From its opening Satie-like chords to its soothing closing melodies, In Light by Japanese outfit Small Color is as far removed from 12k's usual fare as could be imagined. It's also one of the most immediately engaging pop recordings one would be lucky enough to hear this year. The sophomore collection by Small Color members Rie Yoshihara (accordion, voice, toy piano, melodica, synth, glockenspiel) and Yusuke Onishi (guitar, banjo, bass, programming) arrives four years after the release of their debut album Outflow.
The album opens promisingly with “In Light,” a lovely serenade featuring guitars and toy piano, and follows it quickly with “Daisy,” an entrancing lullaby that's as brightly coloured as its title and which transmutes Yoshihara's gentle voice and gleaming accordion melodies into four sparkling minutes. Yoshihara and Onishi have an arresting way with melody and arrangement, as shown perhaps most powerfully by “Arrows of Time.” The sweetly languorous setting places a synthesizer, glockenspiel, and toy piano melodies at the forefront while a banjo pattern marks time—sonically, lovely but even more ear-catching are the bar-long breaks that unexpectedly appear like hiccups. The range of emotions is broad despite the album's relatively brief thirty-eight-minute running time. While many songs exude a joyful glow, others (such as “Nowhere Near”) are wistful and sad, even mournful. In the stark ballad “Heaven Knows,” Yoshihara's soft voice cascades like a waterfall, with her voice heard in its most naked form against a simple guitar accompaniment.

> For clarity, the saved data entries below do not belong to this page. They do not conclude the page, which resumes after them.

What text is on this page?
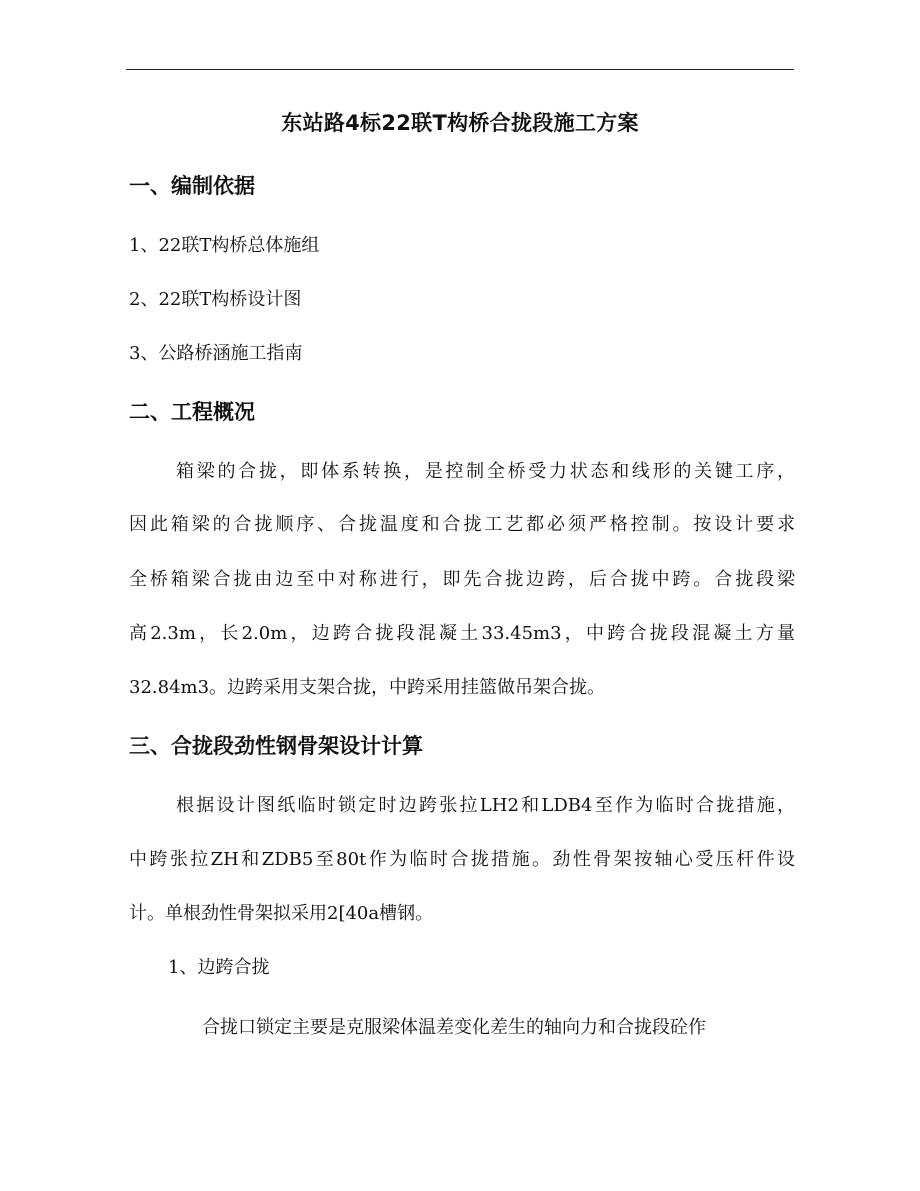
东站路4标22联T构桥合拢段施工方案
一、编制依据
1、22联T构桥总体施组
2、22联T构桥设计图
3、公路桥涵施工指南
二、工程概况
箱梁的合拢，即体系转换，是控制全桥受力状态和线形的关键工序，
因此箱梁的合拢顺序、合拢温度和合拢工艺都必须严格控制。按设计要求
全桥箱梁合拢由边至中对称进行，即先合拢边跨，后合拢中跨。合拢段梁
高2.3m，长2.0m，边跨合拢段混凝土33.45m3，中跨合拢段混凝土方量
32.84m3。边跨采用支架合拢，中跨采用挂篮做吊架合拢。
三、合拢段劲性钢骨架设计计算
根据设计图纸临时锁定时边跨张拉LH2和LDB4至作为临时合拢措施，
中跨张拉ZH和ZDB5至80t作为临时合拢措施。劲性骨架按轴心受压杆件设
计。单根劲性骨架拟采用2[40a槽钢。
1、边跨合拢
合拢口锁定主要是克服梁体温差变化差生的轴向力和合拢段砼作
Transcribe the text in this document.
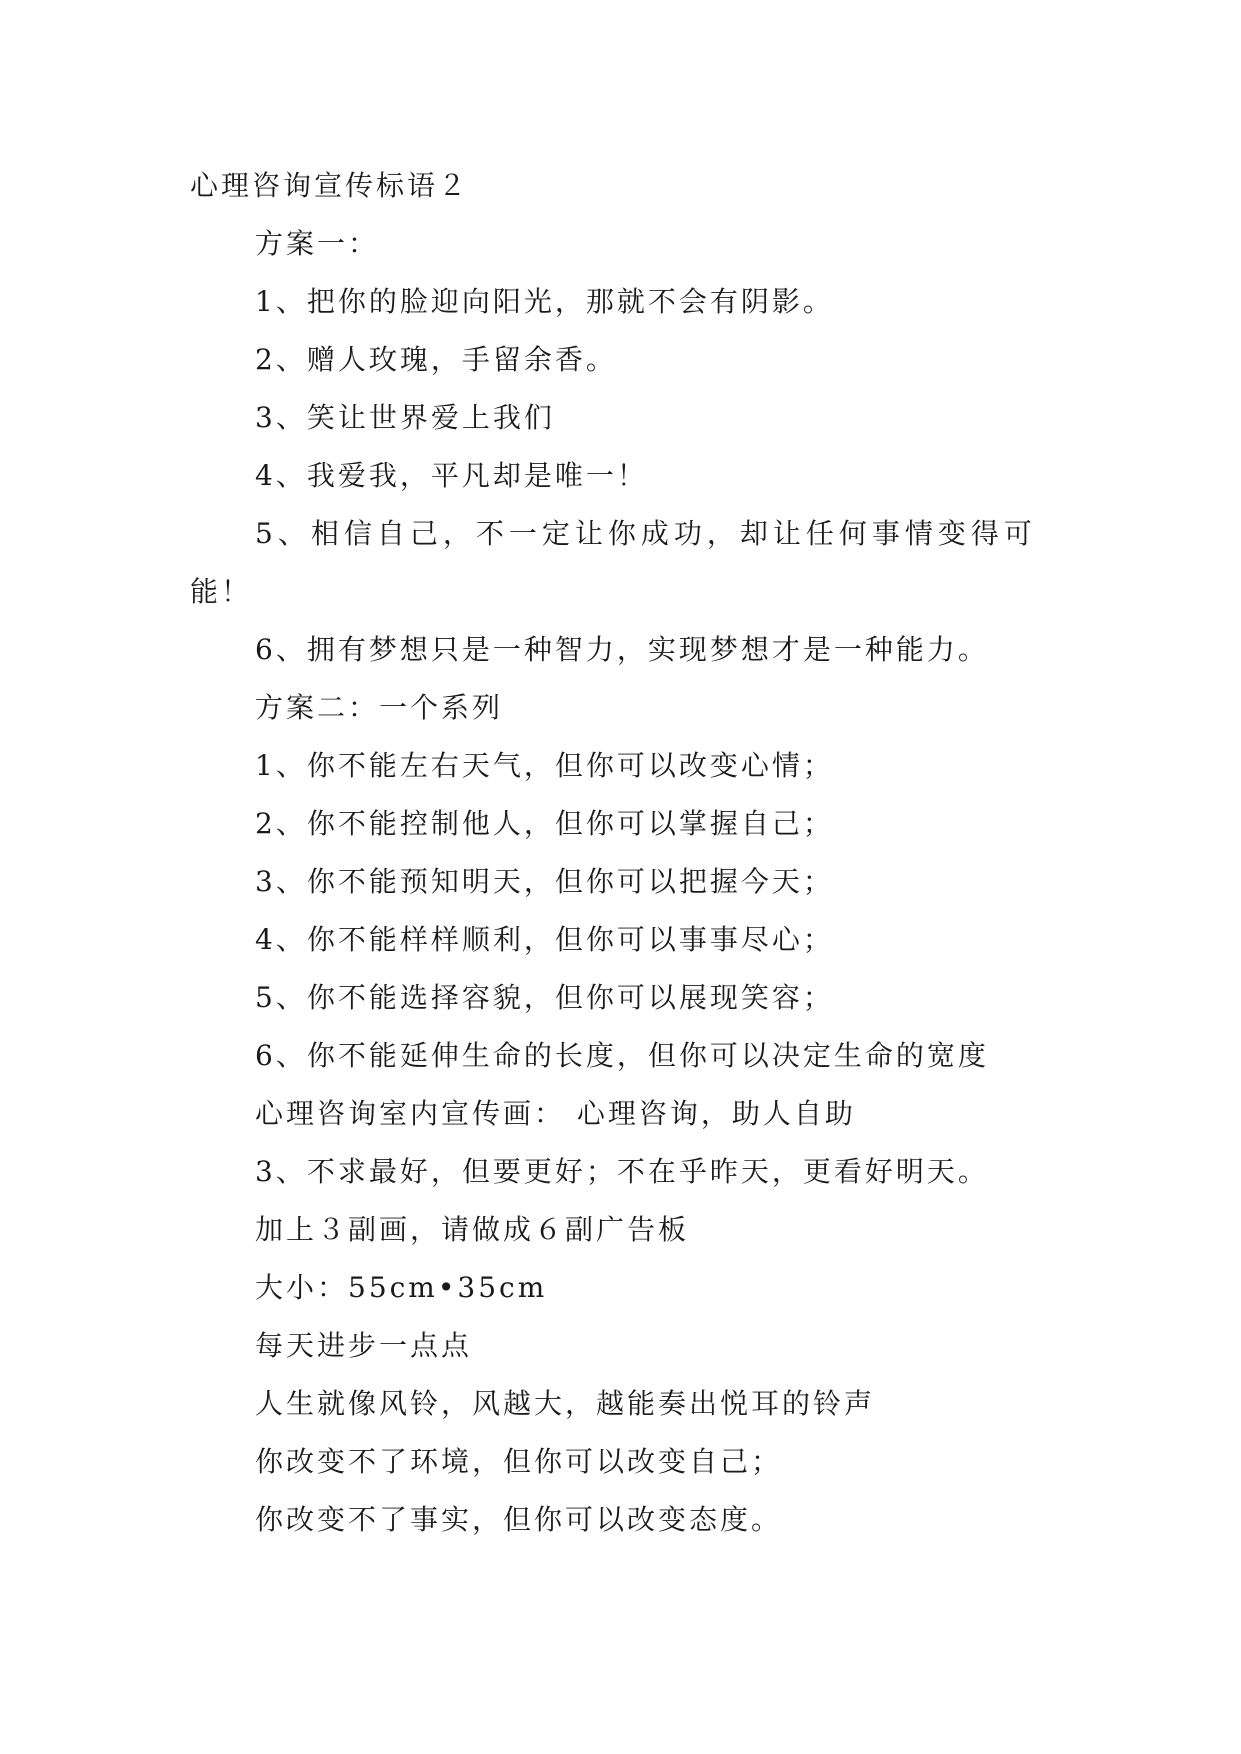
心理咨询宣传标语２
方案一：
1、把你的脸迎向阳光，那就不会有阴影。
2、赠人玫瑰，手留余香。
3、笑让世界爱上我们
4、我爱我，平凡却是唯一！
5、相信自己，不一定让你成功，却让任何事情变得可
能！
6、拥有梦想只是一种智力，实现梦想才是一种能力。
方案二：一个系列
1、你不能左右天气，但你可以改变心情；
2、你不能控制他人，但你可以掌握自己；
3、你不能预知明天，但你可以把握今天；
4、你不能样样顺利，但你可以事事尽心；
5、你不能选择容貌，但你可以展现笑容；
6、你不能延伸生命的长度，但你可以决定生命的宽度
心理咨询室内宣传画： 心理咨询，助人自助
3、不求最好，但要更好；不在乎昨天，更看好明天。
加上３副画，请做成６副广告板
大小：55cm•35cm
每天进步一点点
人生就像风铃，风越大，越能奏出悦耳的铃声
你改变不了环境，但你可以改变自己；
你改变不了事实，但你可以改变态度。
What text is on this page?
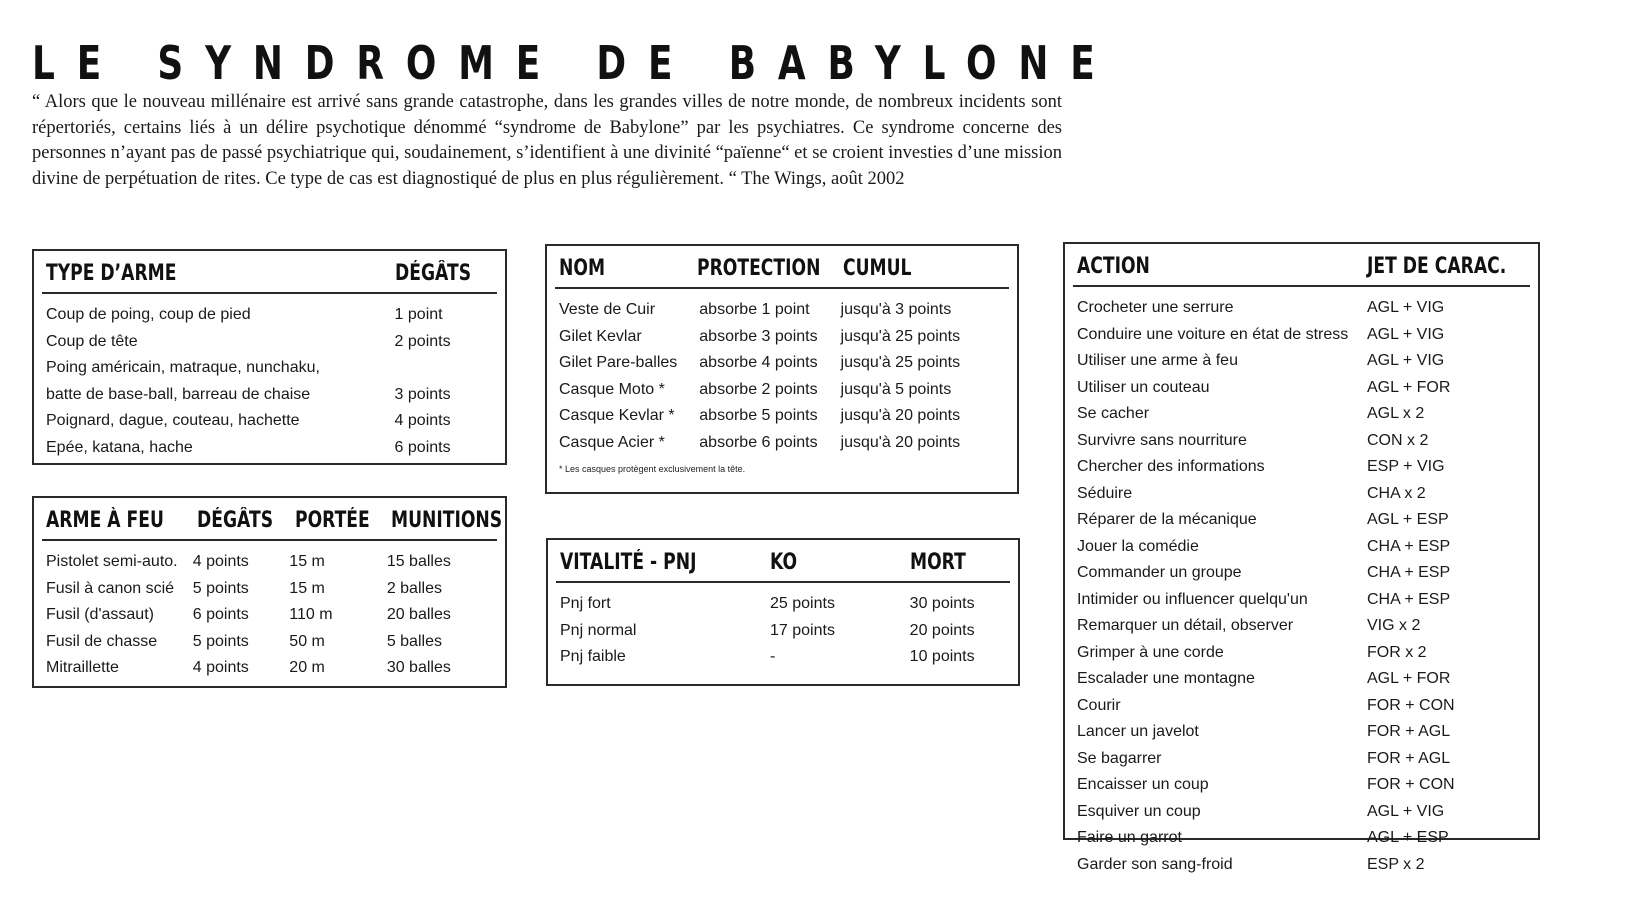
LE SYNDROME DE BABYLONE

“ Alors que le nouveau millénaire est arrivé sans grande catastrophe, dans les grandes villes de notre monde, de nombreux incidents sont répertoriés, certains liés à un délire psychotique dénommé “syndrome de Babylone” par les psychiatres. Ce syndrome concerne des personnes n’ayant pas de passé psychiatrique qui, soudainement, s’identifient à une divinité “païenne“ et se croient investies d’une mission divine de perpétuation de rites. Ce type de cas est diagnostiqué de plus en plus régulièrement. “ The Wings, août 2002

TYPE D’ARME	DÉGÂTS
Coup de poing, coup de pied	1 point
Coup de tête	2 points
Poing américain, matraque, nunchaku,
batte de base-ball, barreau de chaise	3 points
Poignard, dague, couteau, hachette	4 points
Epée, katana, hache	6 points
ARME À FEU	DÉGÂTS PORTÉE MUNITIONS
Pistolet semi-auto. 4 points	15 m	15 balles
Fusil à canon scié	5 points	15 m	2 balles
Fusil (d'assaut)	6 points	110 m	20 balles
Fusil de chasse	5 points	50 m	5 balles
Mitraillette	4 points	20 m	30 balles
NOM	PROTECTION	CUMUL
Veste de Cuir	absorbe 1 point	jusqu'à 3 points
Gilet Kevlar	absorbe 3 points	jusqu'à 25 points
Gilet Pare-balles	absorbe 4 points	jusqu'à 25 points
Casque Moto *	absorbe 2 points	jusqu'à 5 points
Casque Kevlar *	absorbe 5 points	jusqu'à 20 points
Casque Acier *	absorbe 6 points	jusqu'à 20 points
* Les casques protègent exclusivement la tête.
VITALITÉ - PNJ	KO	MORT
Pnj fort	25 points	30 points
Pnj normal	17 points	20 points
Pnj faible	-	10 points
ACTION	JET DE CARAC.
Crocheter une serrure	AGL + VIG
Conduire une voiture en état de stress	AGL + VIG
Utiliser une arme à feu	AGL + VIG
Utiliser un couteau	AGL + FOR
Se cacher	AGL x 2
Survivre sans nourriture	CON x 2
Chercher des informations	ESP + VIG
Séduire	CHA x 2
Réparer de la mécanique	AGL + ESP
Jouer la comédie	CHA + ESP
Commander un groupe	CHA + ESP
Intimider ou influencer quelqu'un	CHA + ESP
Remarquer un détail, observer	VIG x 2
Grimper à une corde	FOR x 2
Escalader une montagne	AGL + FOR
Courir	FOR + CON
Lancer un javelot	FOR + AGL
Se bagarrer	FOR + AGL
Encaisser un coup	FOR + CON
Esquiver un coup	AGL + VIG
Faire un garrot	AGL + ESP
Garder son sang-froid	ESP x 2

Those familiar with 12k's history might recall that founder Taylor Deupree founded a sub-label called Happy a few years ago but, as it's now defunct, In Light finds itself appearing on parent label 12k. Not surprisingly, Small Color's delicate sound aligns it more closely to labels like Schole and Kitchen., both of which specialize in a pastoral electronica (even if Small Color is primarily an acoustic outfit), than to 12k (with its field recordings, melodica, and chiming guitar figures, “Hideaway” is especially reminiscent of Schole). It's a lovely and oft-beautiful collection of affecting ‘J-pop,' regardless of the label credited with presenting it.